К тому времени Нуреев уже появлялся в другой новой работе Флиндта, «Шинели», «сшитой» для него незадолго до выступлений в мюзикле «Король и я». Основанный на повести Гоголя о бедном мелком чиновнике, верившем, что новая шинель изменит его жизнь, балет Флиндта показывал Рудольфа пятидесятиоднолетним мужчиной, каким он был в действительности. Роль требовала больше актерского опыта, нежели виртуозности. Хотя структура принадлежала Флиндту, «детали были Нуреева», признает хореограф. Он восторгался чаплинской внешностью Рудольфа в роли Акакия Акакиевича. Исполнение было единодушно одобрено. Критики сошлись во мнении, что на сей раз он не состязался с более молодыми танцовщиками и, что самое важное, с более молодым самим собой.

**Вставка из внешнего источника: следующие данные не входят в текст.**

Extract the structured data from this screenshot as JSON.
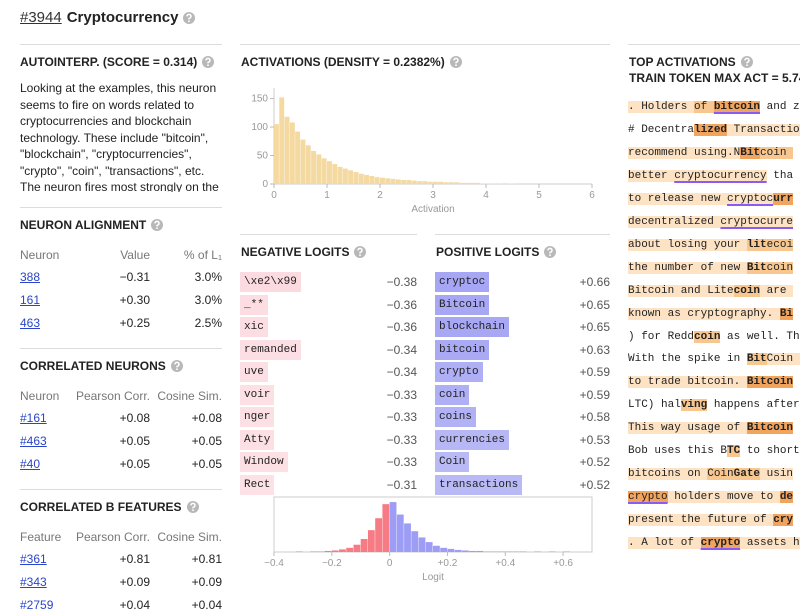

Однако воспоминания о молодости Нуреева носились в воздухе, когда в ноябре 1989 года танцовщик вернулся на сцену Кировского театра впервые после 1961 года. Его пригласил худрук балетной труппы театра и бывший соученик Олег Виноградов. Прошло тридцать два года со времени ослепительного дебюта Нуреева в паре с Дудинской. Тем не менее он принял предложение Виноградова, так как хотел еще раз танцевать на сцене Кировского театра. Чтобы показать русским свои достижения на Западе, Нуреев выбрал роль Джеймса в «Сильфиде» — одну из первых ролей, которым обучил его Эрик. Но он прибыл в Ленинград с больной ногой, а потом разорвал мышцу икры на другой ноге во время репетиции со своей двадцатилетней кировской партнершей Жанной Аюповой. С несвойственным ему благоразумием Нуреев решил танцевать «Шинель». Однако Виноградов отказался от замены. Репетиции «Сильфиды», проводимые его старой приятельницей и партнершей Нинель Кургапкиной, были изматывающими; Рудольфу часто приходилось делать перерывы для отдыха. По словам Кургапкиной, «он постоянно спрашивал меня: «Может быть, мне не стоит танцевать?» Нуреев был убежден, что Виноградов намерен его унизить. «Не знаю, почему я это делал.
Возможно, это была детская выходка… но из школы Марго Фонтейн… Если ты можешь стоять, значит, можешь и танцевать». Позже Рудольф говорил друзьям, что Виноградов его «угробил».